Propositions et solutions peuvent s'opposer au plan de la logique

À un degré de plus, on s'affrontera à une question qu'il est légitime de poser et dont la réponse sera cherchée rationnellement dans le respect des règles de la logique. Pourtant, des propositions issues d'un tel travail, toute cohérentes fussent-elles, pourront toujours se voir opposer d'autres solutions tout aussi recevables au plan de la logique. L'origine de la raison et de la conscience, la nature de la Vérité, du Bien et du Beau, l'essence de l'être, la question de l'étant, objets philosophiques par excellence, en sont des exemples. Au-delà des sciences, au-delà de la physique, pour parler comme Aristote, commence le champ de la métaphysique, conçue comme une approche rationnelle des causes premières non fondées sur les sciences de la nature.

Il importe d'établir une distinction claire entre la difficulté de démontrer de façon définitive un postulat scientifique, une proposition métaphysique, et le relativisme sceptique qui, depuis Protagoras et les sophistes, Pyrrhon, jusqu'aux courants philosophiques postmodernes, considère que la vérité est impossible à atteindre, qu'elle ne peut qu'être relative et qu'il importe par conséquent de se satisfaire de l'adage « À chacun sa vérité ». L'argument opposé à cette conception est un exemple classique de logique philosophique : si rien n'est vrai, la proposition niant la possibilité de la vérité et posant l'égalité de tous les points de vue ne l'est pas non plus. De plus, les sophistes grecs étaient des sortes de professeurs d'éducation civique proposant de former les élites de la cité. Comment le pouvaient-ils, si toutes les opinions se valent et s'il n'existe pas d'enseignement supérieur aux autres ?

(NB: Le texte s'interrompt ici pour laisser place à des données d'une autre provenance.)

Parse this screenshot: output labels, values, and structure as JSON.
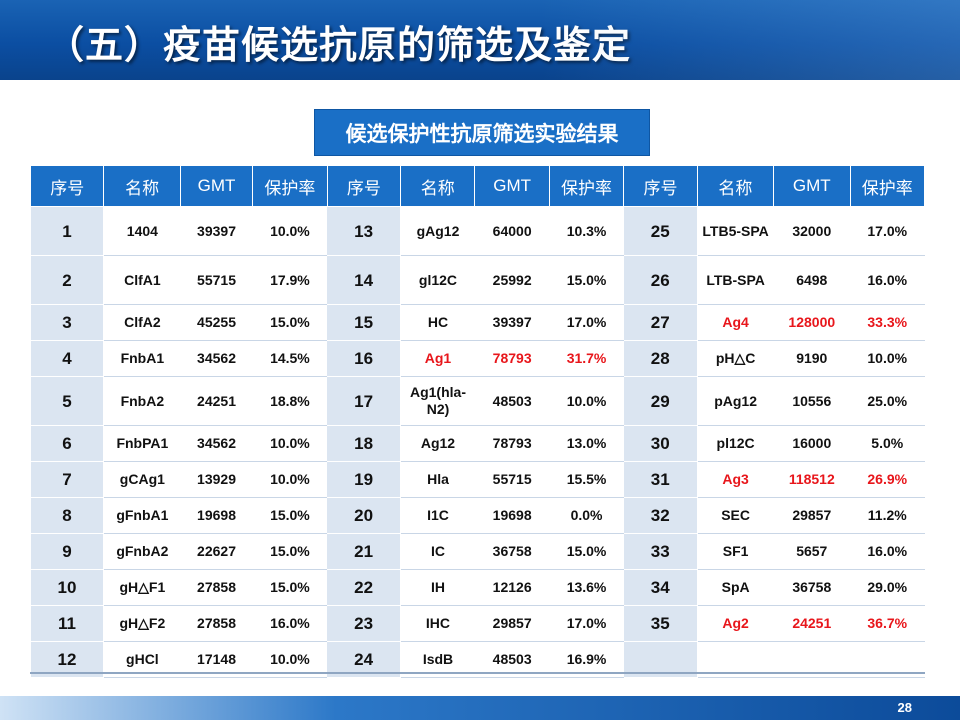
{
  "slide": {
    "title": "（五）疫苗候选抗原的筛选及鉴定",
    "subtitle": "候选保护性抗原筛选实验结果",
    "page_number": "28"
  },
  "table": {
    "headers": [
      "序号",
      "名称",
      "GMT",
      "保护率",
      "序号",
      "名称",
      "GMT",
      "保护率",
      "序号",
      "名称",
      "GMT",
      "保护率"
    ],
    "rows": [
      {
        "h": "tall",
        "cells": [
          "1",
          "1404",
          "39397",
          "10.0%",
          "13",
          "gAg12",
          "64000",
          "10.3%",
          "25",
          "LTB5-SPA",
          "32000",
          "17.0%"
        ]
      },
      {
        "h": "tall",
        "cells": [
          "2",
          "ClfA1",
          "55715",
          "17.9%",
          "14",
          "gl12C",
          "25992",
          "15.0%",
          "26",
          "LTB-SPA",
          "6498",
          "16.0%"
        ]
      },
      {
        "h": "short",
        "cells": [
          "3",
          "ClfA2",
          "45255",
          "15.0%",
          "15",
          "HC",
          "39397",
          "17.0%",
          "27",
          "Ag4",
          "128000",
          "33.3%"
        ]
      },
      {
        "h": "short",
        "cells": [
          "4",
          "FnbA1",
          "34562",
          "14.5%",
          "16",
          "Ag1",
          "78793",
          "31.7%",
          "28",
          "pH△C",
          "9190",
          "10.0%"
        ]
      },
      {
        "h": "tall",
        "cells": [
          "5",
          "FnbA2",
          "24251",
          "18.8%",
          "17",
          "Ag1(hla-N2)",
          "48503",
          "10.0%",
          "29",
          "pAg12",
          "10556",
          "25.0%"
        ]
      },
      {
        "h": "short",
        "cells": [
          "6",
          "FnbPA1",
          "34562",
          "10.0%",
          "18",
          "Ag12",
          "78793",
          "13.0%",
          "30",
          "pl12C",
          "16000",
          "5.0%"
        ]
      },
      {
        "h": "short",
        "cells": [
          "7",
          "gCAg1",
          "13929",
          "10.0%",
          "19",
          "Hla",
          "55715",
          "15.5%",
          "31",
          "Ag3",
          "118512",
          "26.9%"
        ]
      },
      {
        "h": "short",
        "cells": [
          "8",
          "gFnbA1",
          "19698",
          "15.0%",
          "20",
          "I1C",
          "19698",
          "0.0%",
          "32",
          "SEC",
          "29857",
          "11.2%"
        ]
      },
      {
        "h": "short",
        "cells": [
          "9",
          "gFnbA2",
          "22627",
          "15.0%",
          "21",
          "IC",
          "36758",
          "15.0%",
          "33",
          "SF1",
          "5657",
          "16.0%"
        ]
      },
      {
        "h": "short",
        "cells": [
          "10",
          "gH△F1",
          "27858",
          "15.0%",
          "22",
          "IH",
          "12126",
          "13.6%",
          "34",
          "SpA",
          "36758",
          "29.0%"
        ]
      },
      {
        "h": "short",
        "cells": [
          "11",
          "gH△F2",
          "27858",
          "16.0%",
          "23",
          "IHC",
          "29857",
          "17.0%",
          "35",
          "Ag2",
          "24251",
          "36.7%"
        ]
      },
      {
        "h": "short",
        "cells": [
          "12",
          "gHCl",
          "17148",
          "10.0%",
          "24",
          "IsdB",
          "48503",
          "16.9%",
          "",
          "",
          "",
          ""
        ]
      }
    ],
    "highlight_color": "#e8161b",
    "highlighted": [
      [
        2,
        9
      ],
      [
        2,
        10
      ],
      [
        2,
        11
      ],
      [
        3,
        5
      ],
      [
        3,
        6
      ],
      [
        3,
        7
      ],
      [
        6,
        9
      ],
      [
        6,
        10
      ],
      [
        6,
        11
      ],
      [
        10,
        9
      ],
      [
        10,
        10
      ],
      [
        10,
        11
      ]
    ]
  },
  "colors": {
    "header_blue": "#1a6fc6",
    "index_cell_bg": "#dbe5f1"
  }
}
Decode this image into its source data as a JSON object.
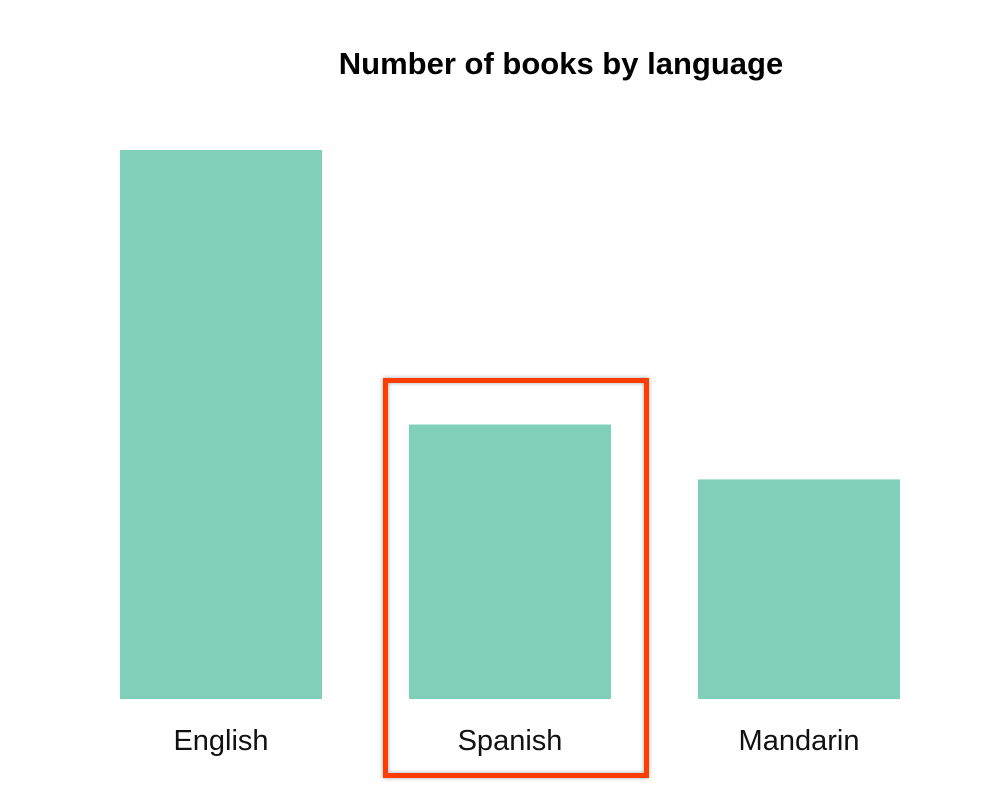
{
  "chart_data": {
    "type": "bar",
    "title": "Number of books by language",
    "categories": [
      "English",
      "Spanish",
      "Mandarin"
    ],
    "values": [
      10,
      5,
      4
    ],
    "xlabel": "",
    "ylabel": "",
    "ylim": [
      0,
      10
    ],
    "grid": false,
    "bar_color": "#80d0b9",
    "highlight": {
      "category": "Spanish",
      "color": "#ff3d00"
    }
  }
}
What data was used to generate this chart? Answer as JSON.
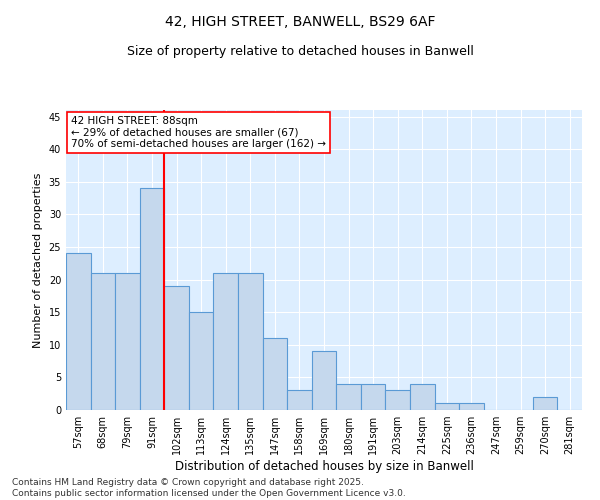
{
  "title1": "42, HIGH STREET, BANWELL, BS29 6AF",
  "title2": "Size of property relative to detached houses in Banwell",
  "xlabel": "Distribution of detached houses by size in Banwell",
  "ylabel": "Number of detached properties",
  "categories": [
    "57sqm",
    "68sqm",
    "79sqm",
    "91sqm",
    "102sqm",
    "113sqm",
    "124sqm",
    "135sqm",
    "147sqm",
    "158sqm",
    "169sqm",
    "180sqm",
    "191sqm",
    "203sqm",
    "214sqm",
    "225sqm",
    "236sqm",
    "247sqm",
    "259sqm",
    "270sqm",
    "281sqm"
  ],
  "values": [
    24,
    21,
    21,
    34,
    19,
    15,
    21,
    21,
    11,
    3,
    9,
    4,
    4,
    3,
    4,
    1,
    1,
    0,
    0,
    2,
    0
  ],
  "bar_color": "#c5d8ed",
  "bar_edge_color": "#5a9ad5",
  "bar_edge_width": 0.8,
  "vline_bar_index": 3,
  "vline_color": "red",
  "vline_linewidth": 1.5,
  "annotation_text": "42 HIGH STREET: 88sqm\n← 29% of detached houses are smaller (67)\n70% of semi-detached houses are larger (162) →",
  "annotation_box_color": "white",
  "annotation_box_edge_color": "red",
  "annotation_fontsize": 7.5,
  "ylim": [
    0,
    46
  ],
  "yticks": [
    0,
    5,
    10,
    15,
    20,
    25,
    30,
    35,
    40,
    45
  ],
  "bg_color": "#ddeeff",
  "grid_color": "white",
  "footer_text": "Contains HM Land Registry data © Crown copyright and database right 2025.\nContains public sector information licensed under the Open Government Licence v3.0.",
  "title_fontsize": 10,
  "subtitle_fontsize": 9,
  "xlabel_fontsize": 8.5,
  "ylabel_fontsize": 8,
  "tick_fontsize": 7,
  "footer_fontsize": 6.5
}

En réalité, si on les juge au plan de la rationalité, il est possible d'établir une hiérarchie entre une proposition logique, à laquelle une argumentation rationnelle peut être opposée, et un acte de foi ou de déférence à l'opinion commune (la doxa grecque) que l'on est incapable de justifier en raison. Ni la physique ni la métaphysique ne sont bien entendu le règne du « n'importe quoi ». Pourtant, l'interrogation métaphysique qui avait jusque-là constitué l'une des dimensions de la pensée de tous les scientifiques est contestée dans sa légitimité, même depuis la philosophie positiviste d'Auguste Comte au XIXe siècle et, au-delà, par la pensée scientiste dont la vigueur ne décline guère en ce début du XXIe siècle.